Mike Laidlaw can still remember his first day at BioWare, even though it was over 15 years ago. He even remembers the date he answered the phone and found out he had got the job: 23rd December 2002. Laidlaw was used to answering the phone; at the time he was working at Bell, Canada's largest telecommunications company, in the province of Ontario. When Laidlaw first joined Bell's call centre, he worked the phones. Later, he got promoted to lead a team on the phones, "which was somehow way worse than being on the phones," Laidlaw told me last March, the day after his star turn at the Game Developers Conference in San Francisco. "I went in and said, I'm sorry, I'm quitting. I'm not coming in tomorrow. They said, 'you can't quit two days before Christmas! If you quit you'll never work here again!' I said, 'that is pretty much the plan, yes.' So I walked out, and a bunch of people high-fived me because - yay! - I got out."
We're upstairs at Zero Zero, a pizza and pasta place just a 10-minute walk from the begging mothers and the babies they cradle who sit on the sidewalks that connect the buildings that host GDC, the world's largest gathering of video game developers, a place thousands come to share, to learn, to network, and, occasionally - although I sense through gritted teeth - talk to press people such as me.

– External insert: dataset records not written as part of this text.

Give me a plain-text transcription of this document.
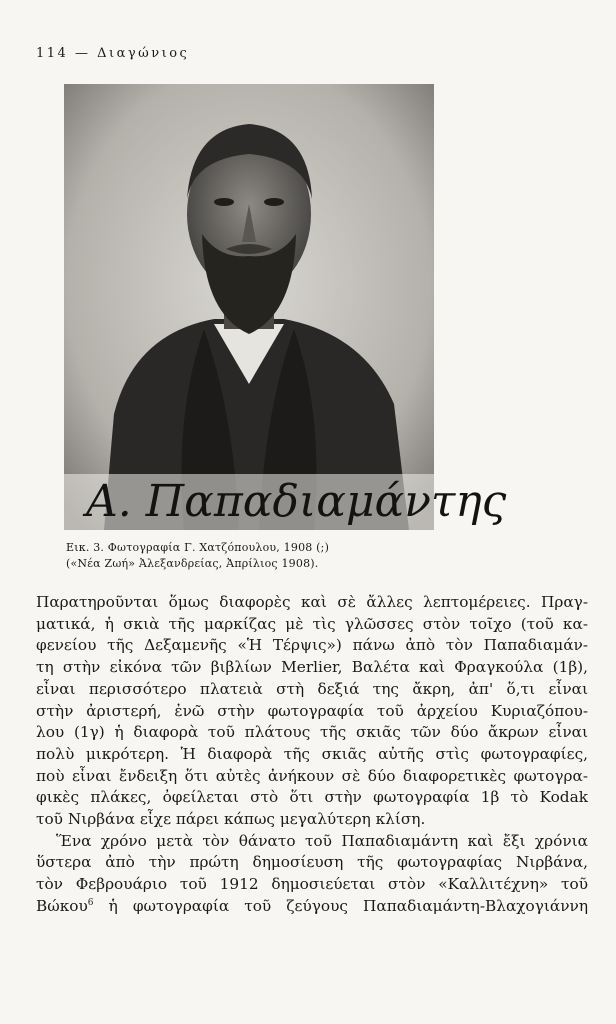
114 — Διαγώνιος
Α. Παπαδιαμάντης
Εικ. 3. Φωτογραφία Γ. Χατζόπουλου, 1908 (;)
(«Νέα Ζωή» Ἀλεξανδρείας, Ἀπρίλιος 1908).
Παρατηροῦνται ὅμως διαφορὲς καὶ σὲ ἄλλες λεπτομέρειες. Πραγ-
ματικά, ἡ σκιὰ τῆς μαρκίζας μὲ τὶς γλῶσσες στὸν τοῖχο (τοῦ κα-
φενείου τῆς Δεξαμενῆς «Ἡ Τέρψις») πάνω ἀπὸ τὸν Παπαδιαμάν-
τη στὴν εἰκόνα τῶν βιβλίων Merlier, Βαλέτα καὶ Φραγκούλα (1β),
εἶναι περισσότερο πλατειὰ στὴ δεξιά της ἄκρη, ἀπ' ὅ,τι εἶναι
στὴν ἀριστερή, ἐνῶ στὴν φωτογραφία τοῦ ἀρχείου Κυριαζόπου-
λου (1γ) ἡ διαφορὰ τοῦ πλάτους τῆς σκιᾶς τῶν δύο ἄκρων εἶναι
πολὺ μικρότερη. Ἡ διαφορὰ τῆς σκιᾶς αὐτῆς στὶς φωτογραφίες,
ποὺ εἶναι ἔνδειξη ὅτι αὐτὲς ἀνήκουν σὲ δύο διαφορετικὲς φωτογρα-
φικὲς πλάκες, ὀφείλεται στὸ ὅτι στὴν φωτογραφία 1β τὸ Kodak
τοῦ Νιρβάνα εἶχε πάρει κάπως μεγαλύτερη κλίση.
Ἕνα χρόνο μετὰ τὸν θάνατο τοῦ Παπαδιαμάντη καὶ ἔξι χρόνια
ὕστερα ἀπὸ τὴν πρώτη δημοσίευση τῆς φωτογραφίας Νιρβάνα,
τὸν Φεβρουάριο τοῦ 1912 δημοσιεύεται στὸν «Καλλιτέχνη» τοῦ
Βώκου$^6$ ἡ φωτογραφία τοῦ ζεύγους Παπαδιαμάντη-Βλαχογιάννη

Laidlaw is instantly affable, entertaining and interesting. He is willing to talk about things, which might sound like an odd thing to mention, but in this business, it is a rare joy indeed to speak to people who are willing to talk about things. I get why they do not, why developers are hesitant to say too much, because when they do, the fans sometimes come calling - as they have at Mike Laidlaw at points during his career.